Levado pela perda da capa do som de meu carro, tive conhecimento que o Pote havia achado coisa semelhante, e, muito dignamente, vinha, há dias, procurando se alguém sabia quem havia perdido tal objeto. Chegou até anunciar na Rádio Comunitária, tal achado.

Fui ao seu encontro num bar da cidade, o “Natureza”. Lá, estava meu amigo disputando uma partida de bilhar, apostando “na tampinha”. Impressionante vê-lo tacando, aprumando o taco na cana do braço. Não errava um fino!

Esclarecendo o motivo pelo qual lhe procurara, tive dele a confirmação de que a capa estava em seu poder, guardada em sua residência. Imediatamente, se prontificou a apanhá-la. Sentado ao meu lado, fomos colocando o papo em dia. Claro, lembrando de nossa infância!
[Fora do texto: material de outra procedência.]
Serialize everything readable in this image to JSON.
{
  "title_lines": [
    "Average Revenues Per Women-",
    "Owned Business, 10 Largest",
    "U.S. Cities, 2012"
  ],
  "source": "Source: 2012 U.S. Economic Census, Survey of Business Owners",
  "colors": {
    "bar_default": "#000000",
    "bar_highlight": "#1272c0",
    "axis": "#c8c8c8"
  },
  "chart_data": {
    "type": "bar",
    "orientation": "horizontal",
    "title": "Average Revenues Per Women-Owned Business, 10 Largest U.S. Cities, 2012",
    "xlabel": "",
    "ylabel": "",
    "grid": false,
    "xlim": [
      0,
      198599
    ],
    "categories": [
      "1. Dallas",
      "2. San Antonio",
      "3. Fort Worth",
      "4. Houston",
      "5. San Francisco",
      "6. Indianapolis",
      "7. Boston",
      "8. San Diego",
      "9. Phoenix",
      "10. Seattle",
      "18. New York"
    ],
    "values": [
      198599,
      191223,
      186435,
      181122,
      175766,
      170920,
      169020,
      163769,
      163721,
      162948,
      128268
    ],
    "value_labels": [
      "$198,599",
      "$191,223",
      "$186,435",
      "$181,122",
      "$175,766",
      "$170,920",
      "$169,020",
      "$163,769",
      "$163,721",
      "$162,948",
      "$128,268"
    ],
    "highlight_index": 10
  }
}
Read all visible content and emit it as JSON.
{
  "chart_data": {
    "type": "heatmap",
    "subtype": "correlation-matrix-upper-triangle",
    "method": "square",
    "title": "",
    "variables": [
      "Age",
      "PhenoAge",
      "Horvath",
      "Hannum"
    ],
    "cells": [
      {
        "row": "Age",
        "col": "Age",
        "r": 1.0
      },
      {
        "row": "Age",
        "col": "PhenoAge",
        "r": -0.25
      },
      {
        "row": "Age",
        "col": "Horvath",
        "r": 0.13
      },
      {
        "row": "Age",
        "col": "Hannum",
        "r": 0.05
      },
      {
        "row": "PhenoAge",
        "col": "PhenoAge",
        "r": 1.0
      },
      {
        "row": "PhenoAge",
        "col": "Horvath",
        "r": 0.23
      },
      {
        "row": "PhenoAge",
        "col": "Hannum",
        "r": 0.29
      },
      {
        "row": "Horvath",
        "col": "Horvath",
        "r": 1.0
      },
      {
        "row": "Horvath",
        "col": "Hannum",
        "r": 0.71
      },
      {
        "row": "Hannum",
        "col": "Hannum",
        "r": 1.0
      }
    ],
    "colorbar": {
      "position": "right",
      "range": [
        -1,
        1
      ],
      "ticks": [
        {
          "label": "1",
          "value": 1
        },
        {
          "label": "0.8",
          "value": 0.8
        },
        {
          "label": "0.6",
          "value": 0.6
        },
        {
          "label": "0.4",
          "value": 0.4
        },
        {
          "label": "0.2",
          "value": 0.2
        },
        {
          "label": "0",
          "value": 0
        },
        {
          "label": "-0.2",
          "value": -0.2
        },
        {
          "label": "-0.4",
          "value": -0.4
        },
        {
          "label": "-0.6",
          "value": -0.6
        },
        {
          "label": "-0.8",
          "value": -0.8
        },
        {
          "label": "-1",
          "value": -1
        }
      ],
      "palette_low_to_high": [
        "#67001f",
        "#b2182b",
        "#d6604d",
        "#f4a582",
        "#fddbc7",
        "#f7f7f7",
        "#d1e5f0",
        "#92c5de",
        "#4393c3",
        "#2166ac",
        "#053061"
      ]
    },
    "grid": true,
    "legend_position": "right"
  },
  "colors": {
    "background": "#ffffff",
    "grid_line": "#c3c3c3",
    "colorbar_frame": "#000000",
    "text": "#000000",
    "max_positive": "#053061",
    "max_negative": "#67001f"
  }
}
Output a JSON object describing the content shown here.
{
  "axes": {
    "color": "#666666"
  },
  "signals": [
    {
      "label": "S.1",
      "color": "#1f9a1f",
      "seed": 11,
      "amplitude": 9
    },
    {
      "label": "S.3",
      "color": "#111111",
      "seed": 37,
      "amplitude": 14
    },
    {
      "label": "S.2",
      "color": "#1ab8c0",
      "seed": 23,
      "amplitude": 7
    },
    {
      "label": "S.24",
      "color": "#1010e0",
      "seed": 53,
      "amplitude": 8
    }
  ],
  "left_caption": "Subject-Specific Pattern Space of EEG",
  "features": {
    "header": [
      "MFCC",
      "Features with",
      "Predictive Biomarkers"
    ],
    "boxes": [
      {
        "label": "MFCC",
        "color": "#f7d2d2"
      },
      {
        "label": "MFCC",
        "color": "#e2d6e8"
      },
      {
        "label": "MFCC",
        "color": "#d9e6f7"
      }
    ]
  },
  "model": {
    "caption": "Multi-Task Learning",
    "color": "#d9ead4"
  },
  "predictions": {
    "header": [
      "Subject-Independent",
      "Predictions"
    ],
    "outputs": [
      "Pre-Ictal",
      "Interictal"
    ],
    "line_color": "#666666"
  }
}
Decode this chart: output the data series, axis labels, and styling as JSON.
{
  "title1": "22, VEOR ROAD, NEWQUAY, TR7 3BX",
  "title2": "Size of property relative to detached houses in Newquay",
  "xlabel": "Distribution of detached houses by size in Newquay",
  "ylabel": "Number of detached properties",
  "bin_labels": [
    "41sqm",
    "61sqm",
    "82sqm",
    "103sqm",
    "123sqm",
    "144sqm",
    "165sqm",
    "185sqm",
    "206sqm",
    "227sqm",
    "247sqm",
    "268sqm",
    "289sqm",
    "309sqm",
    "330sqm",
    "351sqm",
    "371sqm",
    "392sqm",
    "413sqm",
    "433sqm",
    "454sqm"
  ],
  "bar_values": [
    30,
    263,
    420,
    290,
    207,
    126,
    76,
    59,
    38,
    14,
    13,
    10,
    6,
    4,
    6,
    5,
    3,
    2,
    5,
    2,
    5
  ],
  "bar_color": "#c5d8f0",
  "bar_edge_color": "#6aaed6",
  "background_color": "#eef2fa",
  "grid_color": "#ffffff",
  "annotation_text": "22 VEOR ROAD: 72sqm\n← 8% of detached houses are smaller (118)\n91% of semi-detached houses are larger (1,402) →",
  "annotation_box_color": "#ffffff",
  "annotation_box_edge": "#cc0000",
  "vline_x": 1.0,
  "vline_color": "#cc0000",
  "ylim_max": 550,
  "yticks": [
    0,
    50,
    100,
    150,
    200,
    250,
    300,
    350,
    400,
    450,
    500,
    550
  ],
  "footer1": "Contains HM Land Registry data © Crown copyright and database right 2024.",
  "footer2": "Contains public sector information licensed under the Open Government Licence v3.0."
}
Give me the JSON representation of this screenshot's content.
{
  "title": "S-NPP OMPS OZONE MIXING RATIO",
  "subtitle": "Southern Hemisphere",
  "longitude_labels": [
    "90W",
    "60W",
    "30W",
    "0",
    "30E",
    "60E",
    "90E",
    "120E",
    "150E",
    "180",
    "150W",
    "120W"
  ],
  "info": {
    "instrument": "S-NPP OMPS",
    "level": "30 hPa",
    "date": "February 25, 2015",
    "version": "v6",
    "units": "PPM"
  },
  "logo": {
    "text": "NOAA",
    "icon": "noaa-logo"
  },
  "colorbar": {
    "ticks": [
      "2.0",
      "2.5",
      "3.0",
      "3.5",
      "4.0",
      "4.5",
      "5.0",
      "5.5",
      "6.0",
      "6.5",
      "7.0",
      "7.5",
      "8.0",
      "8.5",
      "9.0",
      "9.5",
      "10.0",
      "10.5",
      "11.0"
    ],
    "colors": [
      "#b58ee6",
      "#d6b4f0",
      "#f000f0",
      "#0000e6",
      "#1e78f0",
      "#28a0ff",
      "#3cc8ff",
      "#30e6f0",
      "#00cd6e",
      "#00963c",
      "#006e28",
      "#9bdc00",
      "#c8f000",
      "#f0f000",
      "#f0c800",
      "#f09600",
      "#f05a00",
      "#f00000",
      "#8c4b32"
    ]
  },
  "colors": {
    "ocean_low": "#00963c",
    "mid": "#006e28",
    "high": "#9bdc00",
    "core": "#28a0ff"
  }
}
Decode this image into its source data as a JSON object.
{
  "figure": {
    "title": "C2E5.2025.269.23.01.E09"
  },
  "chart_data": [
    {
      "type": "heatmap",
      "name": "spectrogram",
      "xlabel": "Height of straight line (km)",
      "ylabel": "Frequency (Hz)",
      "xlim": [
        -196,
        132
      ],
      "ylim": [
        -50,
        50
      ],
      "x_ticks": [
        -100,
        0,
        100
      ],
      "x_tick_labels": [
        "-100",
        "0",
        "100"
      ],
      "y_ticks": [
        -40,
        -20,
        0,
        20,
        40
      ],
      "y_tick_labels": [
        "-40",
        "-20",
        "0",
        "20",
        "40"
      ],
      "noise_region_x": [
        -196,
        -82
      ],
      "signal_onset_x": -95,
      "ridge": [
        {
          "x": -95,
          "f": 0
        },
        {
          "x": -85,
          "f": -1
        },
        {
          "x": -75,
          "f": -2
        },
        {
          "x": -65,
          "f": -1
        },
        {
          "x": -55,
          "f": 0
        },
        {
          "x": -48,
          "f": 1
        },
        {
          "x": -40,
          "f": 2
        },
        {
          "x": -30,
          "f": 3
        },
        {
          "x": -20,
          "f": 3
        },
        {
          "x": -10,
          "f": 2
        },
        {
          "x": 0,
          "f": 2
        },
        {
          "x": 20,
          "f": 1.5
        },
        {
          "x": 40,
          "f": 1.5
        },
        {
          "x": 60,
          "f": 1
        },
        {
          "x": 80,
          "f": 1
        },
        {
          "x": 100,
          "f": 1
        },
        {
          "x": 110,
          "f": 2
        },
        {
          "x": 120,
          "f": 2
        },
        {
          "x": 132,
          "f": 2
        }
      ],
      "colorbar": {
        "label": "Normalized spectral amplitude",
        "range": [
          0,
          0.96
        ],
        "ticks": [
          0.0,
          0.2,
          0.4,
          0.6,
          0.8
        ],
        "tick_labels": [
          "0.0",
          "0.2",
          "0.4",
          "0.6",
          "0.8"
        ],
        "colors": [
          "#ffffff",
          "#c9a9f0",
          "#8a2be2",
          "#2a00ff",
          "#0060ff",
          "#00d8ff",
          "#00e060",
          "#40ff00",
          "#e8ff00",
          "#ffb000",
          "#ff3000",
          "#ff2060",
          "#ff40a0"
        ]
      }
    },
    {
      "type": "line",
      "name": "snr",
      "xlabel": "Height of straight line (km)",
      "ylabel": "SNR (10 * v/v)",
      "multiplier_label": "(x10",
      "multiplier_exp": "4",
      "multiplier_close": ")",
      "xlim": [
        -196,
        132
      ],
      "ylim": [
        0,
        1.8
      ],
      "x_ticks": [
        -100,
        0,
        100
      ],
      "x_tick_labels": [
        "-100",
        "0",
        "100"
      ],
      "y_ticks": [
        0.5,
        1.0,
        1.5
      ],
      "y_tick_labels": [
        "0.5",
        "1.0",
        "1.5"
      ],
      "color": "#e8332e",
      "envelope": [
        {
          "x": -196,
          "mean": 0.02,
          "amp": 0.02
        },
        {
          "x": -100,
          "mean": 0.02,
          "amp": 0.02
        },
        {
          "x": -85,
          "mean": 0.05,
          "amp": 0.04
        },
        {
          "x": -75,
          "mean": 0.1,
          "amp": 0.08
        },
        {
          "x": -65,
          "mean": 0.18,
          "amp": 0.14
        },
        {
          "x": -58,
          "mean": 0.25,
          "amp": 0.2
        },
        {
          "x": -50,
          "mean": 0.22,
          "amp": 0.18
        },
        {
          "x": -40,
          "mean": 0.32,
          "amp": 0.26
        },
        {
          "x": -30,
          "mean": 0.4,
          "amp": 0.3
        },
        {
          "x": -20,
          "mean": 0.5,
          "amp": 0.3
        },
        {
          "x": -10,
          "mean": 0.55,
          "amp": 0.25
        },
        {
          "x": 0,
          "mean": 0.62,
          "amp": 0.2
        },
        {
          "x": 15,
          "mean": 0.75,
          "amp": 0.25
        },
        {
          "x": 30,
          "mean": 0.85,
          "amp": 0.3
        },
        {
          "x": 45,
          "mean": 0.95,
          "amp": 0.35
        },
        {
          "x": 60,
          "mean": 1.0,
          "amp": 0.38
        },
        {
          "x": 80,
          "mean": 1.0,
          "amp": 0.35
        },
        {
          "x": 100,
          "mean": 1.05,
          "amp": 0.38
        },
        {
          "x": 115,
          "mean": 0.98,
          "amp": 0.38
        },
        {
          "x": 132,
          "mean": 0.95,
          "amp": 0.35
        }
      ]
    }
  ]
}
Chegando à sua residência, fiquei encantado com a sua beleza. Localizada na Rua Horácio de Azevedo, entre a Bacuri e a colossal barreira - que é sua vizinha pelo lado direito. Bem ali, como diria o poeta Eduardo dias, ”Onde o Rio se Curva”, com sombras de duas mangueiras e um quintal minuciosamente varrido.

Foi aí, meus amigos, que jamais pensei que sentiria, na vida, inveja de uma privada construída nas proximidades da barreira, com a porta na direção da Costa Fronteira.  Lembrei do meu pai, que sempre dizia que o momento de maior reflexão na vida de um homem se dá, justamente, quando ele senta num vazo sanitário para fazer suas necessidade. É quando se pensa nas dívidas, amores, faz contas, planeja, e, assim vai. Eu, na maioria das vezes, leio.

Talvez tenha sido esse o motivo que tenha levado o grande escultor Auguste Rodin a esculpir sua grande obra, “O Pensador”, nu, sentado em uma pedra, pois o vaso sanitário desvalorizaria a escultura. Ninguém me tira isso da cabeça!

Agora, com uma paisagem daquela, não tem “cagada” melhor, tendo a disposição uma vista que vai da boca da Maria Tereza ao Ipaupixuna!

O Pote merece! Um caboclo do bem, que leva a vida se divertindo, merece aquele cenário.

Fiquei imaginando quantas embarcações passam no nosso Rio, das mais diversas origens. Do Curumu, do Paru, Jurutí, Parintins, Manaus, Belém. Navios cargueiros ou luxuosos transatlânticos dos mais diversos países, carregados de ricos suecos, alemães, finlandeses... E o POTE , “cagando” para todos eles!      

Publicada originalmente em: 15/01/2007

Comentários  

0 #1 João Canto 20-04-2021 21:55
É excelente teu artigo Jorjão. Parabéns!